Start-up has around 80 employees and in the FinTech industry focusing on the DACH market
Erin Gunaratna
Chargebee VP, Product Marketing • January 21
I cannot claim expertise in FinTech or in the DACH market, so my best advice here is to research launch plan frameworks and pick one. Pragmatic Institute, Product Marketing Alliance, and Sirius Decisions all have their own frameworks and launch plans, though they’re behind logins. See if you can set up a free account and go from there. There are also plenty of great Medium blogs and posts out there that you should be able to access for free as a starting point. Once you’ve done some research and chosen a blueprint, your biggest hurdle will likely be in arguing internally to follow that blueprint. Organizational inertia is a real thing.

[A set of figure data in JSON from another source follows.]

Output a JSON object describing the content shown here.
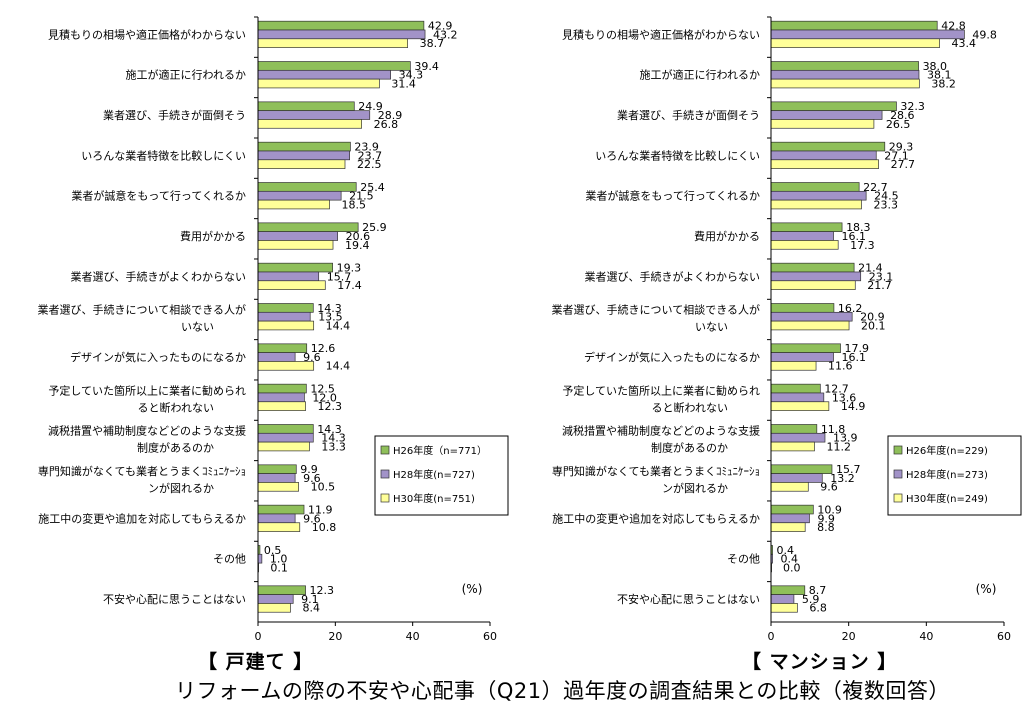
{
  "caption": "リフォームの際の不安や心配事（Q21）過年度の調査結果との比較（複数回答）",
  "chart_data": [
    {
      "type": "bar",
      "orientation": "horizontal",
      "panel_title": "【 戸建て 】",
      "unit_label": "(%)",
      "xlim": [
        0,
        60
      ],
      "xticks": [
        0,
        20,
        40,
        60
      ],
      "grid": false,
      "legend_position": "right-lower",
      "categories": [
        [
          "見積もりの相場や適正価格がわからない"
        ],
        [
          "施工が適正に行われるか"
        ],
        [
          "業者選び、手続きが面倒そう"
        ],
        [
          "いろんな業者特徴を比較しにくい"
        ],
        [
          "業者が誠意をもって行ってくれるか"
        ],
        [
          "費用がかかる"
        ],
        [
          "業者選び、手続きがよくわからない"
        ],
        [
          "業者選び、手続きについて相談できる人が",
          "いない"
        ],
        [
          "デザインが気に入ったものになるか"
        ],
        [
          "予定していた箇所以上に業者に勧められ",
          "ると断われない"
        ],
        [
          "減税措置や補助制度などどのような支援",
          "制度があるのか"
        ],
        [
          "専門知識がなくても業者とうまくｺﾐｭﾆｹｰｼｮ",
          "ンが図れるか"
        ],
        [
          "施工中の変更や追加を対応してもらえるか"
        ],
        [
          "その他"
        ],
        [
          "不安や心配に思うことはない"
        ]
      ],
      "series": [
        {
          "name": "H26年度（n=771）",
          "color": "#8fbf5a",
          "values": [
            42.9,
            39.4,
            24.9,
            23.9,
            25.4,
            25.9,
            19.3,
            14.3,
            12.6,
            12.5,
            14.3,
            9.9,
            11.9,
            0.5,
            12.3
          ]
        },
        {
          "name": "H28年度(n=727)",
          "color": "#a293c8",
          "values": [
            43.2,
            34.3,
            28.9,
            23.7,
            21.5,
            20.6,
            15.7,
            13.5,
            9.6,
            12.0,
            14.3,
            9.6,
            9.6,
            1.0,
            9.1
          ]
        },
        {
          "name": "H30年度(n=751)",
          "color": "#ffff99",
          "values": [
            38.7,
            31.4,
            26.8,
            22.5,
            18.5,
            19.4,
            17.4,
            14.4,
            14.4,
            12.3,
            13.3,
            10.5,
            10.8,
            0.1,
            8.4
          ]
        }
      ]
    },
    {
      "type": "bar",
      "orientation": "horizontal",
      "panel_title": "【 マンション 】",
      "unit_label": "(%)",
      "xlim": [
        0,
        60
      ],
      "xticks": [
        0,
        20,
        40,
        60
      ],
      "grid": false,
      "legend_position": "right-lower",
      "categories": [
        [
          "見積もりの相場や適正価格がわからない"
        ],
        [
          "施工が適正に行われるか"
        ],
        [
          "業者選び、手続きが面倒そう"
        ],
        [
          "いろんな業者特徴を比較しにくい"
        ],
        [
          "業者が誠意をもって行ってくれるか"
        ],
        [
          "費用がかかる"
        ],
        [
          "業者選び、手続きがよくわからない"
        ],
        [
          "業者選び、手続きについて相談できる人が",
          "いない"
        ],
        [
          "デザインが気に入ったものになるか"
        ],
        [
          "予定していた箇所以上に業者に勧められ",
          "ると断われない"
        ],
        [
          "減税措置や補助制度などどのような支援",
          "制度があるのか"
        ],
        [
          "専門知識がなくても業者とうまくｺﾐｭﾆｹｰｼｮ",
          "ンが図れるか"
        ],
        [
          "施工中の変更や追加を対応してもらえるか"
        ],
        [
          "その他"
        ],
        [
          "不安や心配に思うことはない"
        ]
      ],
      "series": [
        {
          "name": "H26年度(n=229)",
          "color": "#8fbf5a",
          "values": [
            42.8,
            38.0,
            32.3,
            29.3,
            22.7,
            18.3,
            21.4,
            16.2,
            17.9,
            12.7,
            11.8,
            15.7,
            10.9,
            0.4,
            8.7
          ]
        },
        {
          "name": "H28年度(n=273)",
          "color": "#a293c8",
          "values": [
            49.8,
            38.1,
            28.6,
            27.1,
            24.5,
            16.1,
            23.1,
            20.9,
            16.1,
            13.6,
            13.9,
            13.2,
            9.9,
            0.4,
            5.9
          ]
        },
        {
          "name": "H30年度(n=249)",
          "color": "#ffff99",
          "values": [
            43.4,
            38.2,
            26.5,
            27.7,
            23.3,
            17.3,
            21.7,
            20.1,
            11.6,
            14.9,
            11.2,
            9.6,
            8.8,
            0.0,
            6.8
          ]
        }
      ]
    }
  ]
}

Be ready for some pushback that sounds a lot like “We’ve always done it this way, so why should we change?” As far as how you make the internal argument, I would say, “Let’s follow this blueprint for our next launch, and then reassess.” You don’t need to institute a big sweeping change as your very first act. Show the team that you’re open to feedback, but that you also have skills and ideas that will help level up their work. This won’t be the easiest task, but it sounds like the company brought you on to build out the PMM function, which means that at least one person in a position of power already understands the value of PMM on some level. Find that person and enlist them as your advocate. You shouldn’t be alone!